Permandian dilakukan oleh tim yang mewakili 13 suku di Larantuka sekaligus anggota konfreria, organisasi religius yang berdiri sejak abad ke-16 untuk mengawal tradisi keimanan kristiani di Larantuka.

Permandian berlangsung penuh haru. Mereka juga telah disumpah di bawah sumpah Kristus untuk merahasiakan pengalaman yang dialami sepanjang ritual.

Mereka sudah disumpah dengan Tuhan yang merupakan rahasia iman bahwa tidak disampaikan kepada siapa pun sampai turun temurun.

Usai ritual permandian pada Kamis malam, Patung Tuan Ma dan Tuan Ana dikeluarkan dari ruang klausur.

Umat Katolik yang hadir pada saat itu diberi kesempatan untuk berdoa, menyembah, bersujud mohon berkat dan rahmat, kiranya permohonan mereka dapat dikabulkan oleh Tuhan Yesus, melalui perantaraan Bunda Maria (Per Mariam ad Jesum).

Sesuai tradisi, keturunan Raja Larantuka Diaz Vieira Godinho yang membuka pintu Kapela Tuan Ma di bibir Pantai Larantuka.

Setelah pintu kapela dibuka, umat setempat serta para peziarah Katolik dari berbagai penjuru NTT dan nusantara, serta mancanegara mulai melakukan kegiatan "cium kaki Tuan Ma dan Tuan Ana" dalam suasana hening dan sakral.

Sejarah Larantuka sendiri, tidak lepas dari kedatangan bangsa Portugis dan Belanda, yang masing-masing membawa misi berbeda-beda pula.

        
                                                            Dari Portugis 
Jhoni Aliandoe, salah seorang Suku Semana Bangsa Portugis membawa warna tersendiri bagi perkembangan sejarah agama Katolik di Flores Timur, yang meliputi Pulau Adonara, Solor, dan Lembata yang telah berdiri sendiri menjadi daerah otonom baru.

Kala itu, orang Portugis yang membawa seorang penduduk asli Larantuka bernama Resiona (menurut cerita legenda adalah penemu patung Mater Dolorosa atau Bunda Yang Bersedih ketika terdampar di Pantai Larantuka) ke Malaka untuk belajar agama.

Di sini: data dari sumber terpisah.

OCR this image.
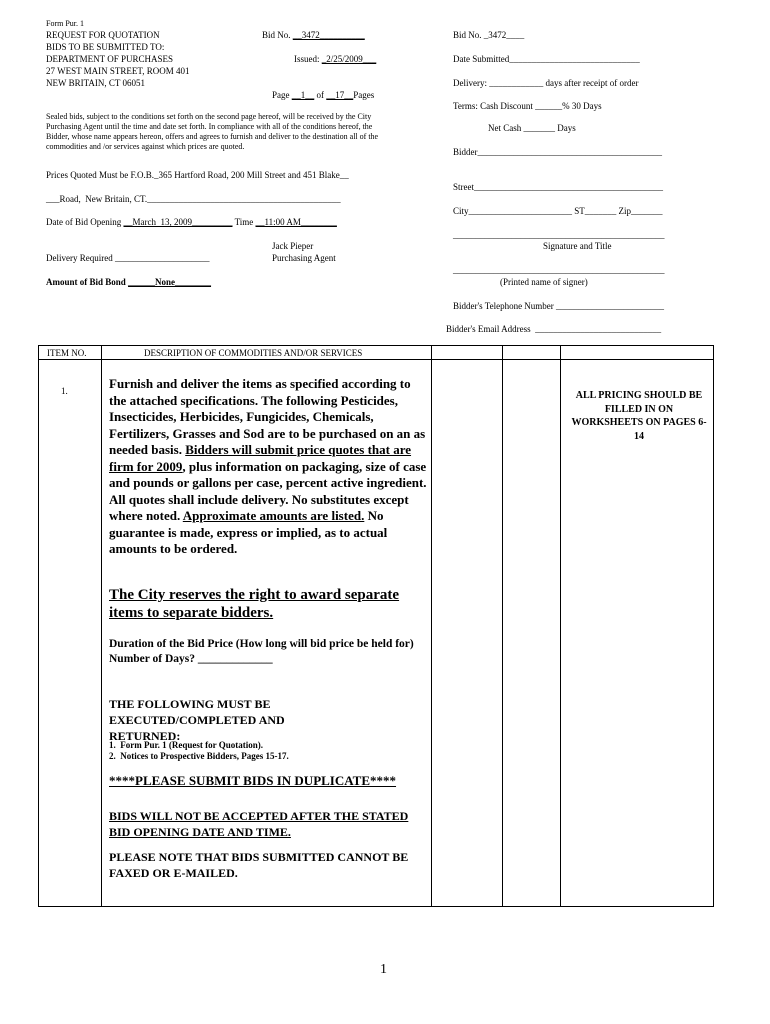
Form Pur. 1
REQUEST FOR QUOTATION
BIDS TO BE SUBMITTED TO:
DEPARTMENT OF PURCHASES
27 WEST MAIN STREET, ROOM 401
NEW BRITAIN, CT 06051
Bid No. __3472__________
Issued: _2/25/2009___
Page __1__ of __17__Pages
Sealed bids, subject to the conditions set forth on the second page hereof, will be received by the City Purchasing Agent until the time and date set forth. In compliance with all of the conditions hereof, the Bidder, whose name appears hereon, offers and agrees to furnish and deliver to the destination all of the commodities and /or services against which prices are quoted.
Prices Quoted Must be F.O.B._365 Hartford Road, 200 Mill Street and 451 Blake__
___Road,  New Britain, CT.___________________________________________
Date of Bid Opening __March  13, 2009_________ Time __11:00 AM________
Jack Pieper
Purchasing Agent
Delivery Required _____________________
Amount of Bid Bond ______None________
Bid No. _3472____
Date Submitted_____________________________
Delivery: ____________ days after receipt of order
Terms: Cash Discount ______% 30 Days
Net Cash _______ Days
Bidder_________________________________________
Street__________________________________________
City_______________________ ST_______ Zip_______
_______________________________________________
Signature and Title
_______________________________________________
(Printed name of signer)
Bidder's Telephone Number ________________________
Bidder's Email Address  ____________________________
ITEM NO.	DESCRIPTION OF COMMODITIES AND/OR SERVICES
1.	Furnish and deliver the items as specified according to the attached specifications. The following Pesticides, Insecticides, Herbicides, Fungicides, Chemicals, Fertilizers, Grasses and Sod are to be purchased on an as needed basis. Bidders will submit price quotes that are firm for 2009, plus information on packaging, size of case and pounds or gallons per case, percent active ingredient. All quotes shall include delivery. No substitutes except where noted. Approximate amounts are listed. No guarantee is made, express or implied, as to actual amounts to be ordered.
The City reserves the right to award separate items to separate bidders.
Duration of the Bid Price (How long will bid price be held for) Number of Days? _____________
THE FOLLOWING MUST BE EXECUTED/COMPLETED AND RETURNED:
1.  Form Pur. 1 (Request for Quotation).
2.  Notices to Prospective Bidders, Pages 15-17.
****PLEASE SUBMIT BIDS IN DUPLICATE****
BIDS WILL NOT BE ACCEPTED AFTER THE STATED BID OPENING DATE AND TIME.
PLEASE NOTE THAT BIDS SUBMITTED CANNOT BE FAXED OR E-MAILED.
ALL PRICING SHOULD BE FILLED IN ON WORKSHEETS ON PAGES 6-14
1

Ketika kembali dari Malaka, Resiona membawa sebuah patung Bunda Maria, alat-alat upacara liturgis, dan suatu badan organisasi yang disebut konferia, mengadakan politik kawin-mawin antara kaum awam Portugis dengan penduduk setempat.

Pada 1665, Raja Ola Adobala dibaptis dengan nama Don Fransisco Ola Adobala Diaz Vieira de Godinho yang merupakan tokoh pemrakarsa upacara penyerahan tongkat kerajaan berkepala emas kepada Bunda Maria Reinha Rosari.

Setelah tongkat kerajaan itu diserahkan kepada Bunda Maria, Larantuka sepenuhnya menjadi "Kota Reinha" dan para raja adalah wakil dan abdi Bunda Maria.

Pada 8 September 1886, Raja Don Lorenzo Usineno II DVG, raja ke-10 Larantuka, menobatkan Bunda Maria sebagai Ratu Kerajaan Larantuka. Sejak itulah, Larantuka disebut dengan sapaan "Reinha Rosari".

Pada 1954, Uskup Larantuka yang pertama Mgr Gabriel Manek SVD mengadakan upacara penyerahan Diosis Larantuka kepada Hati Maria Yang Tak Bernoda.

Kini sudah lima abad lebih, tradisi keagamaan tersebut tetap melekat dalam sanubari umat Katolik setempat. Hal itu, tidak lepas dari peranan para Raja Larantuka, para misionaris, perkumpulan persaudaraan rasul awam (konferia), dan semua Suku Semana, serta para Kakang (Kakang Lewo Pulo), dan para Pou (Suku Lema).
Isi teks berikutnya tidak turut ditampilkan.